Hello,
I’ve read those threads :
-System throttled due to over-current?
-The error message "System throttling due to over-current" appears when running YOLOv4
-AGX Orin System throttled due to Over-current pytorch
So i know that the overcurrent issue is known by NVIDIA.
I have a Jetson AGX Orin Devkit and it runs fine, but when it is in the “max power” mode, running a GPU intensive model will trigger the warning. Running the same model in 50W will not trigger it, but the inference will be almost half the speed.
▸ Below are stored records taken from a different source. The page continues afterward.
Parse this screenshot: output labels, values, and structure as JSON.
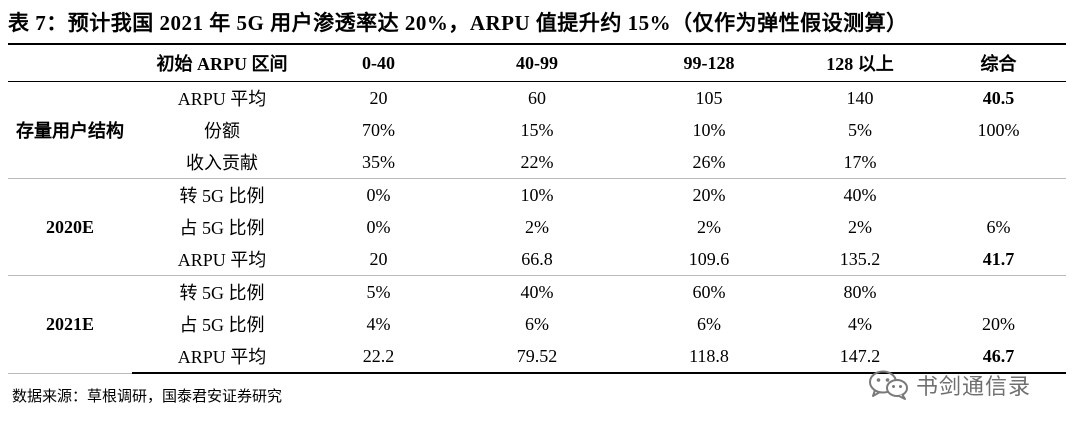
{
  "title": "表 7：预计我国 2021 年 5G 用户渗透率达 20%，ARPU 值提升约 15%（仅作为弹性假设测算）",
  "table": {
    "header": [
      "",
      "初始 ARPU 区间",
      "0-40",
      "40-99",
      "99-128",
      "128 以上",
      "综合"
    ],
    "groups": [
      {
        "label": "存量用户结构",
        "rows": [
          {
            "metric": "ARPU 平均",
            "values": [
              "20",
              "60",
              "105",
              "140"
            ],
            "total": "40.5",
            "total_bold": true
          },
          {
            "metric": "份额",
            "values": [
              "70%",
              "15%",
              "10%",
              "5%"
            ],
            "total": "100%",
            "total_bold": false
          },
          {
            "metric": "收入贡献",
            "values": [
              "35%",
              "22%",
              "26%",
              "17%"
            ],
            "total": "",
            "total_bold": false
          }
        ]
      },
      {
        "label": "2020E",
        "rows": [
          {
            "metric": "转 5G 比例",
            "values": [
              "0%",
              "10%",
              "20%",
              "40%"
            ],
            "total": "",
            "total_bold": false
          },
          {
            "metric": "占 5G 比例",
            "values": [
              "0%",
              "2%",
              "2%",
              "2%"
            ],
            "total": "6%",
            "total_bold": false
          },
          {
            "metric": "ARPU 平均",
            "values": [
              "20",
              "66.8",
              "109.6",
              "135.2"
            ],
            "total": "41.7",
            "total_bold": true
          }
        ]
      },
      {
        "label": "2021E",
        "rows": [
          {
            "metric": "转 5G 比例",
            "values": [
              "5%",
              "40%",
              "60%",
              "80%"
            ],
            "total": "",
            "total_bold": false
          },
          {
            "metric": "占 5G 比例",
            "values": [
              "4%",
              "6%",
              "6%",
              "4%"
            ],
            "total": "20%",
            "total_bold": false
          },
          {
            "metric": "ARPU 平均",
            "values": [
              "22.2",
              "79.52",
              "118.8",
              "147.2"
            ],
            "total": "46.7",
            "total_bold": true
          }
        ]
      }
    ]
  },
  "source": "数据来源：草根调研，国泰君安证券研究",
  "watermark": {
    "text": "书剑通信录",
    "icon": "wechat-icon"
  }
}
I tried different models, the bigger ones trigger the same warning, while the smaller one are working without issue.
I have 2 questions :
-
When this warning is triggered, is the GPU frequency/power/etc… automatically limited (as the “throttled” seems to imply), and if not is there a risk to damage the hardware if this warning is triggered at every inference ?
-
In the latest topic I found, AastaLLL from NVIDIA mentionned that a custom power mode could be created following this :
NVIDIA Jetson Orin - Tuning Power - RidgeRun Developer Connection
But what exactly should be limited to maximize GPU speed without triggering the overcurrent warning ?
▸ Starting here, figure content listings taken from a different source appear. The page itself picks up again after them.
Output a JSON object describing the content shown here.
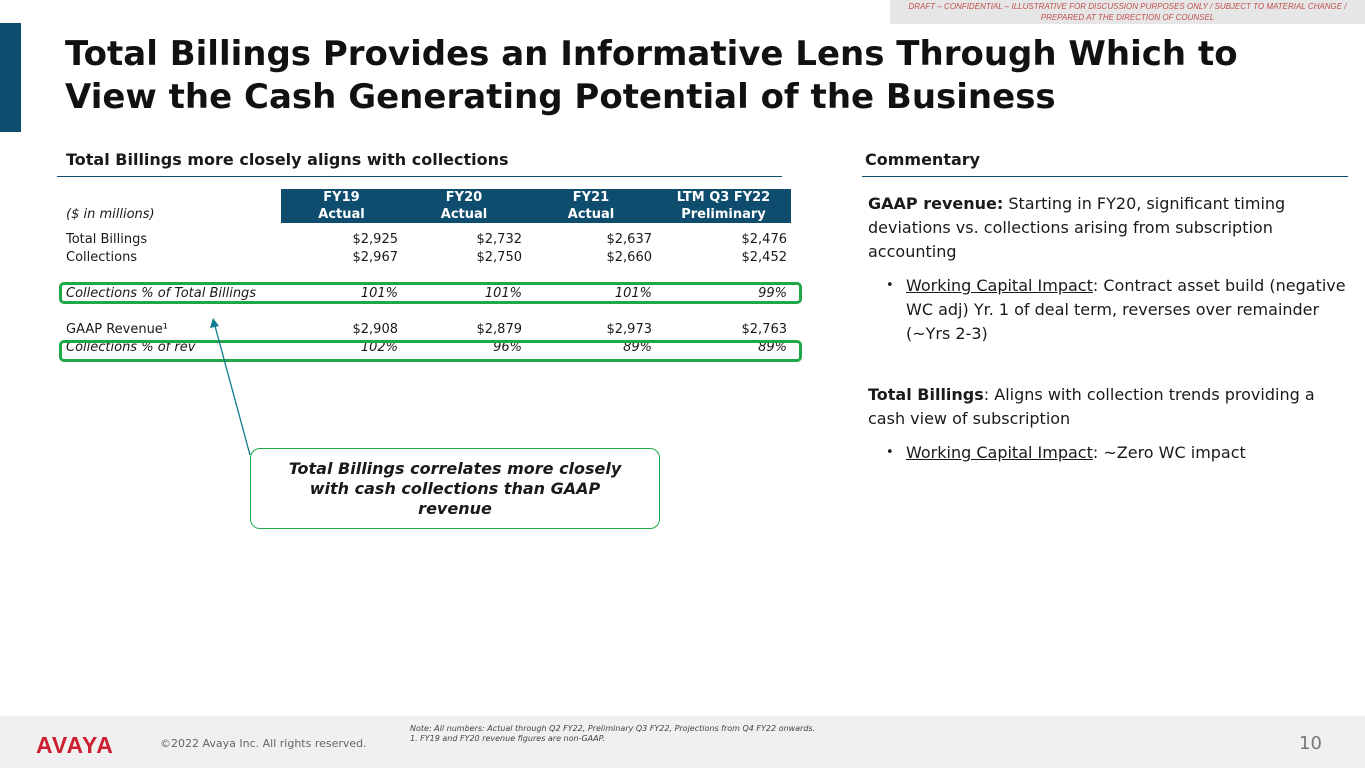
{
  "draft_notice": "DRAFT – CONFIDENTIAL – ILLUSTRATIVE FOR DISCUSSION PURPOSES ONLY / SUBJECT TO MATERIAL CHANGE / PREPARED AT THE DIRECTION OF COUNSEL",
  "title": "Total Billings Provides an Informative Lens Through Which to View the Cash Generating Potential of the Business",
  "left_section": {
    "heading": "Total Billings more closely aligns with collections",
    "units_label": "($ in millions)",
    "columns": [
      {
        "line1": "FY19",
        "line2": "Actual"
      },
      {
        "line1": "FY20",
        "line2": "Actual"
      },
      {
        "line1": "FY21",
        "line2": "Actual"
      },
      {
        "line1": "LTM Q3 FY22",
        "line2": "Preliminary"
      }
    ],
    "rows": {
      "total_billings": {
        "label": "Total Billings",
        "values": [
          "$2,925",
          "$2,732",
          "$2,637",
          "$2,476"
        ]
      },
      "collections": {
        "label": "Collections",
        "values": [
          "$2,967",
          "$2,750",
          "$2,660",
          "$2,452"
        ]
      },
      "collections_pct_billings": {
        "label": "Collections % of Total Billings",
        "values": [
          "101%",
          "101%",
          "101%",
          "99%"
        ]
      },
      "gaap_revenue": {
        "label": "GAAP Revenue¹",
        "values": [
          "$2,908",
          "$2,879",
          "$2,973",
          "$2,763"
        ]
      },
      "collections_pct_rev": {
        "label": "Collections % of rev",
        "values": [
          "102%",
          "96%",
          "89%",
          "89%"
        ]
      }
    },
    "callout": "Total Billings correlates more closely with cash collections than GAAP revenue",
    "accent_green": "#1ea84a",
    "header_blue": "#0e4d6e"
  },
  "commentary": {
    "heading": "Commentary",
    "gaap_label": "GAAP revenue:",
    "gaap_text": " Starting in FY20, significant timing deviations vs. collections arising from subscription accounting",
    "gaap_bullet_label": "Working Capital Impact",
    "gaap_bullet_text": ": Contract asset build (negative WC adj) Yr. 1 of deal term, reverses over remainder (~Yrs 2-3)",
    "billings_label": "Total Billings",
    "billings_text": ": Aligns with collection trends providing a cash view of subscription",
    "billings_bullet_label": "Working Capital Impact",
    "billings_bullet_text": ": ~Zero WC impact"
  },
  "footer": {
    "logo": "AVAYA",
    "copyright": "©2022 Avaya Inc. All rights reserved.",
    "note_line1": "Note: All numbers: Actual through Q2 FY22, Preliminary Q3 FY22, Projections from Q4 FY22 onwards.",
    "note_line2": "1. FY19 and FY20 revenue figures are non-GAAP.",
    "page_number": "10"
  }
}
Is the overcurrent global and I would need to turn off/slow down some CPU cores, or is the overcurrent localized in the GPU and I need to limit its frequency (or else) ? (and then to which value ?)
Because given the number of parameters and possible combinations, benchmarking everything would be very long, and if every warning means putting a strain on the hardware, it wouldn’t be too good to do many experiments.
Thank you very much,
FV